The inhalation of hydrogen sulfide can weaken the respiratory system and the central nervous system. It can also trigger symptoms like skin irritation, dizziness, difficulty in breathing, etc. Long-term exposure will lead to death.
Inspect your problem with an OBD Scanner.
What To Do If The Rotten Egg Smell is from The Car Battery?
If you have a battery that smells like rotten eggs, it’s either because your car’s done nothing but sit for months or years. And the sulfate deposits are building upon the posts, or because one of the cells is shorted out. If it goes away when you start driving, it’s probably just the battery sulfation. If it doesn’t, or if there’s an actual rotten egg smell, you should check the battery. Try giving it a good hard smack (not with your hand), put something metal on all the terminals, and try again. If it’s still acting up, you probably need to buy a new one.
How To Prevent The Rotten Egg Smell?
Implementing preventive measures can save you from the unexpected hassles of dealing with a rotten egg smell in a car. Take the actions below to prevent such a situation.
1. Transmission Fluid Replacement
Change your transmission fluid as at when due (as instructed by the carmaker). A recommended interval is every 12 months. You can target the next refill based on the total distance covered. For example, 60,000-100,000 miles for automatic vehicles and 30,000-60,000 miles for manual vehicles. The interval will depend on how often you use the vehicle.
A black or dark brown coloration means that the fluid should be drained and replaced. It may have dirt, debris, or a burning smell as well. Many vehicles have transmissions that come with “lifetime” transmission fluid. You may never need to replace it throughout the use of the vehicle.
2. Parts Replacement and Servicing
The components and systems mentioned in this guide should be serviced periodically or replaced before they get worn out, damaged, or problematic. A familiar sulfuric smell may disturb your nostrils when you pop your hood open while the battery dies. The smell of rotten eggs will come from the leaking acid or hydrogen sulfide gas of a dying lead battery. Ensure your battery charge doesn’t get too low to avoid this occurrence.

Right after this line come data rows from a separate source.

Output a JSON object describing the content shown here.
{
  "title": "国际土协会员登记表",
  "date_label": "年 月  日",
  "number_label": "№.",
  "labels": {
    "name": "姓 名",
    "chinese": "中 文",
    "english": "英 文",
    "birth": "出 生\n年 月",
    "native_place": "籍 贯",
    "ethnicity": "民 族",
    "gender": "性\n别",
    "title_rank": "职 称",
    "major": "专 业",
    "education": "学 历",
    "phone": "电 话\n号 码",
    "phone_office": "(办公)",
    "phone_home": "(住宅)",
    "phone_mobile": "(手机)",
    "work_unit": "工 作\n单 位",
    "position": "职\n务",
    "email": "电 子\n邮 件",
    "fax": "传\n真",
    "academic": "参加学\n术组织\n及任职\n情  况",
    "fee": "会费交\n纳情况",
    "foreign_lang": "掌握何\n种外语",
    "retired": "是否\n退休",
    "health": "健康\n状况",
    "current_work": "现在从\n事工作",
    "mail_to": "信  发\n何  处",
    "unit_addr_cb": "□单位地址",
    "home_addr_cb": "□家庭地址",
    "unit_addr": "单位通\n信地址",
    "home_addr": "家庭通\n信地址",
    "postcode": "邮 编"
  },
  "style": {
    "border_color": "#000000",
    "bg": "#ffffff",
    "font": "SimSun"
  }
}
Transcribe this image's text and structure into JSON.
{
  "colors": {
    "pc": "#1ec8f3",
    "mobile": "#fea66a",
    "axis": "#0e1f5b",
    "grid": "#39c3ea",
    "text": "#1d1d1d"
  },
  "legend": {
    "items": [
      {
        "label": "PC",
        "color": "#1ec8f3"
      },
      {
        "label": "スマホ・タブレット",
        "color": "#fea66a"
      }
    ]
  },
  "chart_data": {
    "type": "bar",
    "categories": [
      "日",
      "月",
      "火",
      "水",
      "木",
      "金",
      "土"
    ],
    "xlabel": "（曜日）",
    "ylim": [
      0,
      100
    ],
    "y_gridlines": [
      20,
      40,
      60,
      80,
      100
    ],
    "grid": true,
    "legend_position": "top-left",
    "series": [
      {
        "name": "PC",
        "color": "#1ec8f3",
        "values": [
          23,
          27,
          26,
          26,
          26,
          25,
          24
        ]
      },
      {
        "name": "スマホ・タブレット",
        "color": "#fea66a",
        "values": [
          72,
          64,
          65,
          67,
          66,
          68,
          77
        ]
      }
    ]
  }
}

A car battery’s sulfuric acid may trigger breathing problems or lead to thermal or chemical burns. The leak may adversely affect nearby parts or systems as the acid melts through the plastic and metallic components. Add a dying battery to our list of possible causes of rotten egg smell.
Why does my car smell like rotten eggs when I accelerate?

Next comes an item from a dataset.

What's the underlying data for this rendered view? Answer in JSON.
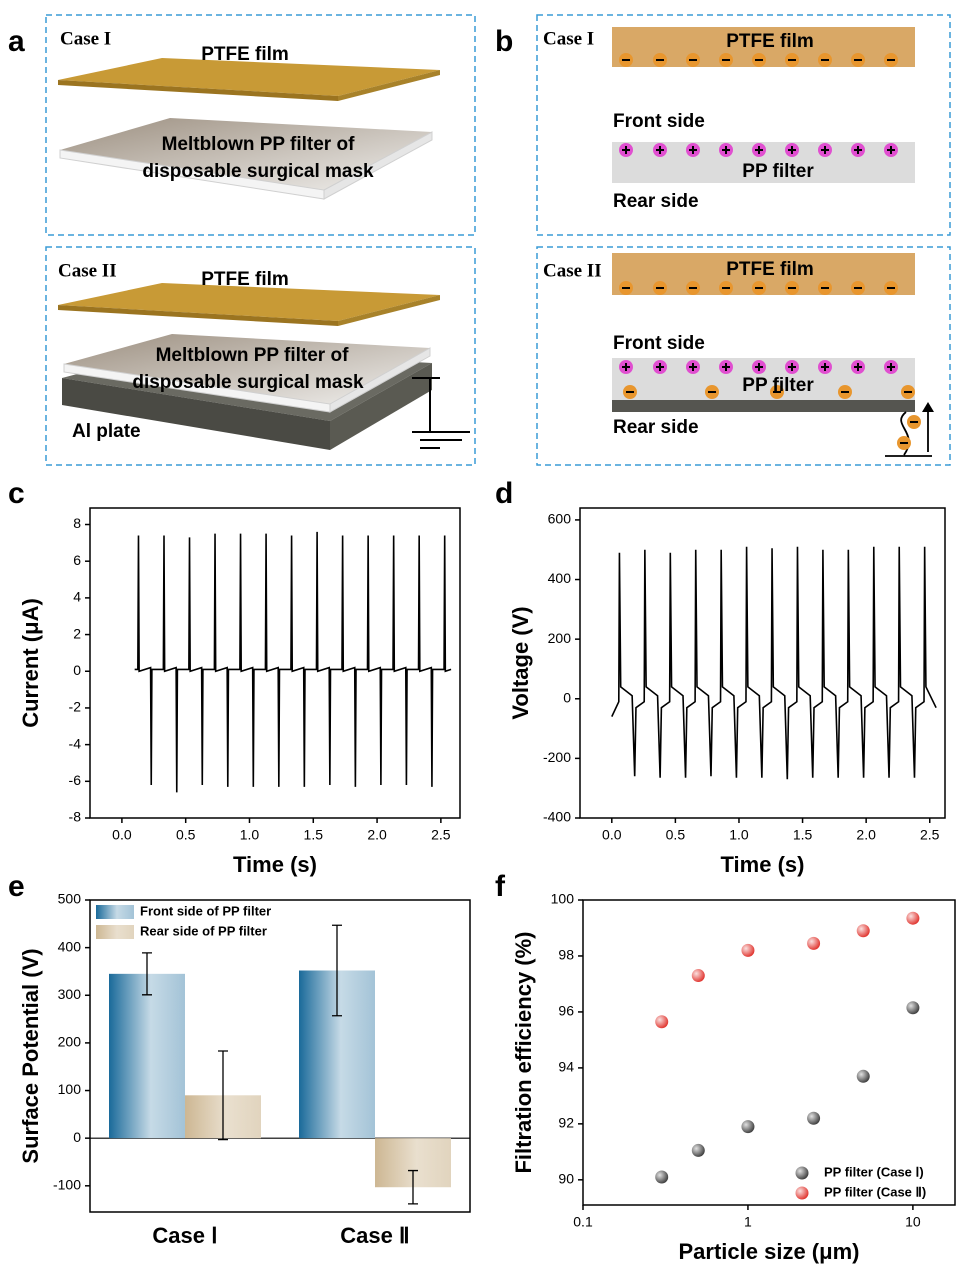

Accelerating your car can produce excess gas in the catalytic converter or exhaust system, which might cause it to smell like rotten eggs.
Car smells like rotten eggs and won’t start. What happened?
If your car smells like rotten eggs and won’t start, you need to get it towed in a hurry. The problem could be worse than a catalytic converter leak. It might mean that your car battery is dead or there has been some other malfunction in the electrical system.
Why diesel truck smells like rotten eggs ?
A diesel truck that smells like rotten eggs may have a bad catalytic converter. This is the part of the system that breaks down hydrocarbons into less harmful emissions, but it can play host to bad gasoline as well. It could be another part of the exhaust system has been breached and now you are smelling hydrogen sulfide in your car.